McMahon’s campaign spokesman declined to return phone calls, texts, or emails seeking comment regarding what seemed to be an orchestrated effort by the campaign.
Earlier in the day during a tour of a Manchester business, McMahon called Murphy’s call for a debate a “sophomoric stunt.” She said if Murphy wants to hold a Town Hall, “that’s a perfectly good thing for him to do.”
In his opening remarks, Murphy reminded the crowd that McMahon is running paid television advertisements criticizing something he said about his jobs plan.
“She criticized me for saying my jobs plan would be a work in progress because I would listen to people, employees, and business owners,” Murphy said. “I don’t apologize one second for listening to the people that I represent.”
He said that if McMahon won’t take suggestions from the people she represents, then she’s never going to represent the people.
“You’re electing a Senator to fight for you, but you’re also electing a Senator to listen,” Murphy said. “So I’m not going to back down for one second from the idea that while I’m going to stand by my jobs plan, I’m never going to stop listening. That’s what being Senator is all about.”
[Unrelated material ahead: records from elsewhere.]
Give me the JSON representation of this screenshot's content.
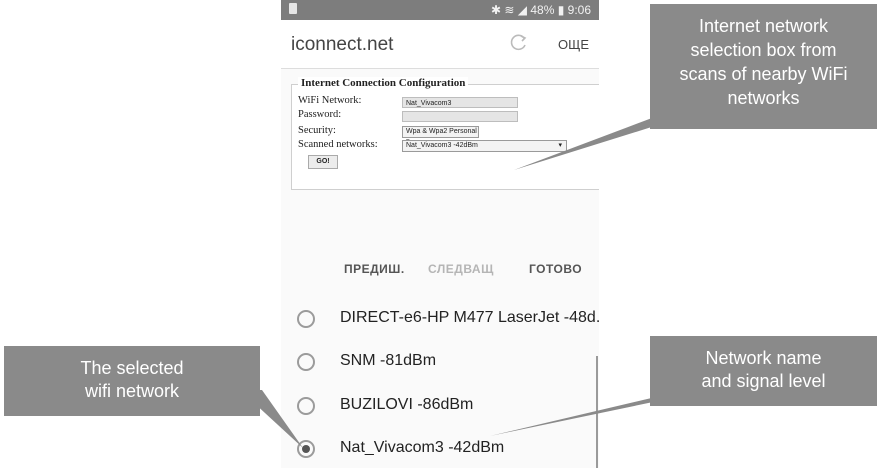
{
  "status_bar": {
    "indicators": "✱ ≋ ◢ 48% ▮ 9:06"
  },
  "browser": {
    "url": "iconnect.net",
    "menu_label": "ОЩЕ"
  },
  "config": {
    "title": "Internet Connection Configuration",
    "wifi_label": "WiFi Network:",
    "wifi_value": "Nat_Vivacom3",
    "password_label": "Password:",
    "password_value": "",
    "security_label": "Security:",
    "security_value": "Wpa & Wpa2 Personal",
    "scanned_label": "Scanned networks:",
    "scanned_value": "Nat_Vivacom3 -42dBm",
    "go_label": "GO!"
  },
  "picker_nav": {
    "prev": "ПРЕДИШ.",
    "next": "СЛЕДВАЩ",
    "done": "ГОТОВО"
  },
  "networks": [
    {
      "label": "DIRECT-e6-HP M477 LaserJet -48d..",
      "selected": false
    },
    {
      "label": "SNM -81dBm",
      "selected": false
    },
    {
      "label": "BUZILOVI -86dBm",
      "selected": false
    },
    {
      "label": "Nat_Vivacom3 -42dBm",
      "selected": true
    }
  ],
  "callouts": {
    "selection_box": [
      "Internet network",
      "selection box from",
      "scans of nearby WiFi",
      "networks"
    ],
    "selected_network": [
      "The selected",
      "wifi network"
    ],
    "name_signal": [
      "Network name",
      "and signal level"
    ]
  },
  "colors": {
    "callout_bg": "#8a8a8a",
    "status_bar": "#7d7d7d",
    "nav_active": "#555555",
    "nav_disabled": "#b5b5b5"
  }
}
The room burst into applause.
Murphy said he’s willing to defend his jobs plan in an unscripted, open environment and he challenged McMahon to do the same.
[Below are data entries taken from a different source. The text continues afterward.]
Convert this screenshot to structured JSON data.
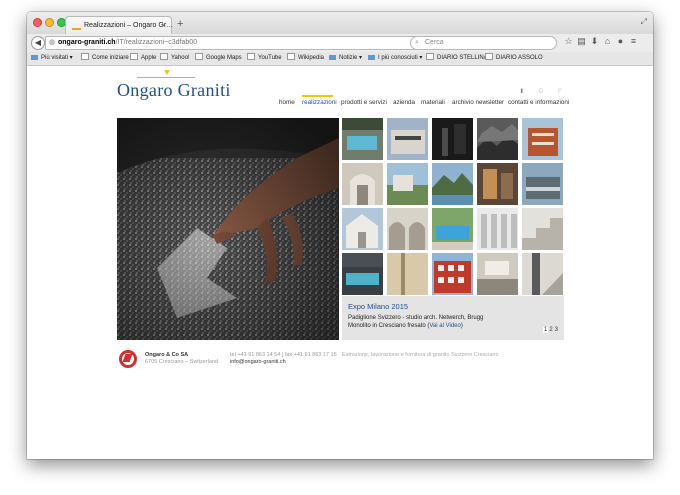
{
  "browser": {
    "tab_title": "Realizzazioni – Ongaro Gr…",
    "tab_close": "×",
    "new_tab": "+",
    "url_host": "ongaro-graniti.ch",
    "url_path": "/IT/realizzazioni~c3dfab00",
    "search_placeholder": "Cerca",
    "icons": [
      "star-icon",
      "bookmarks-list-icon",
      "download-icon",
      "home-icon",
      "chat-icon",
      "menu-icon"
    ],
    "bookmarks": [
      {
        "label": "Più visitati ▾",
        "type": "folder"
      },
      {
        "label": "Come iniziare",
        "type": "page"
      },
      {
        "label": "Apple",
        "type": "page"
      },
      {
        "label": "Yahoo!",
        "type": "page"
      },
      {
        "label": "Google Maps",
        "type": "page"
      },
      {
        "label": "YouTube",
        "type": "page"
      },
      {
        "label": "Wikipedia",
        "type": "page"
      },
      {
        "label": "Notizie ▾",
        "type": "folder"
      },
      {
        "label": "I più conosciuti ▾",
        "type": "folder"
      },
      {
        "label": "DIARIO STELLINA",
        "type": "page"
      },
      {
        "label": "DIARIO ASSOLO",
        "type": "page"
      }
    ]
  },
  "site": {
    "logo": "Ongaro Graniti",
    "languages": [
      "I",
      "D",
      "F"
    ],
    "active_language": "I",
    "nav": [
      "home",
      "realizzazioni",
      "prodotti e servizi",
      "azienda",
      "materiali",
      "archivio newsletter",
      "contatti e informazioni"
    ],
    "active_nav": "realizzazioni",
    "accent_color": "#f1c40f",
    "brand_color": "#1f4e8c"
  },
  "gallery": {
    "hero": "hand-touching-granite-surface",
    "thumbnails": [
      "pool",
      "building-facade",
      "dark-interior",
      "stone-rubble",
      "brick-building",
      "arched-corridor",
      "stone-wall-lake",
      "lake-mountain-view",
      "interior-wood",
      "modern-building",
      "white-chapel",
      "stone-arches",
      "blue-pool",
      "white-columns",
      "white-steps",
      "pool-night",
      "beige-wall",
      "red-apartment",
      "interior-hall",
      "stair-corner"
    ]
  },
  "caption": {
    "title": "Expo Milano 2015",
    "line1": "Padiglione Svizzero - studio arch. Netwerch, Brugg",
    "line2_text": "Monolito in Cresciano fresato (",
    "line2_link": "Vai al Video",
    "line2_end": ")",
    "pages": [
      "1",
      "2",
      "3"
    ],
    "current_page": "1"
  },
  "footer": {
    "company": "Ongaro & Co SA",
    "address": "6705 Cresciano – Switzerland",
    "phone": "tel +41 91 863 14 54 | fax +41 91 863 17 15",
    "email": "info@ongaro-graniti.ch",
    "description": "Estrazione, lavorazione e fornitura di granito Svizzero Cresciano"
  }
}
And even though McMahon did not attend the debate Tuesday, her campaign emailed a list of questions they believed Murphy should have to answer regarding his attendance record and his vote on a national defense bill.
“Only someone who shows up for work 20 percent of the time would have the free time to organize and attend a debate with himself,” Corry Bliss, McMahon’s campaign manager, said in a press release.
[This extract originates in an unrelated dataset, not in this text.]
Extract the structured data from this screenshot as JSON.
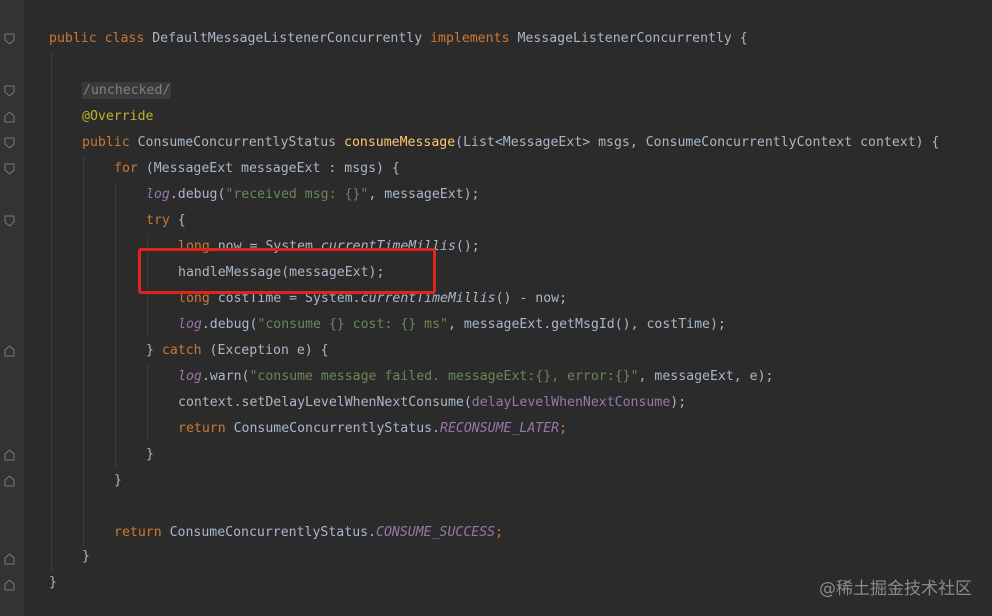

Murphy dismissed the statement, which was sent out prior to the event.
“Clearly her campaign cared about this event because they sent a lot of people,” Murphy said. “What was missing was their candidate.”
Murphy said the McMahon campaign has to be worried they’re losing the message on jobs because their candidate is “uncomfortable with defending her plan.”
But Murphy’s attack on McMahon’s jobs plan is a risk the McMahon campaign can afford.
“She can hide behind her ads because she has millions of dollars,” Murphy said. “But this state is too smart to allow her to hide behind millions of dollars in TV ads.”
Murphy said he has a jobs plan and he also has a record, which speaks volumes about who he is as a legislator.
“McMahon’s consultant-written plan is really important to her because she doesn’t want to talk about her jobs record at the WWE,” Murphy said. “She doesn’t want to talk about the way she treated her workers there.”
The WWE released a statement Tuesday saying that Murphy, who “mischaracterized WWE and our family-friendly entertainment for political gain,” is now advertising during Monday Night Raw.
“For the second week in a row, Mr. Murphy’s campaign continues to run advertising in our programming with his new ad airing yesterday at 10:30 p.m. on USA during Monday Night Raw. While the past political rhetoric has been unjust, it pleases us to know that Mr. Murphy recognizes that WWE’s TV programming is a highly effective way to reach families and voters in Connecticut.”
Murphy said his campaign purchased time on USA and the cable network decides when to run the advertisement.
“I’m going to talk to people who watch wrestling,” Murphy said. “I think they deserve to know the real story behind the company that runs that business.”
Murphy’s campaign has called for eight debates, but McMahon’s campaign has only agreed to take part in four.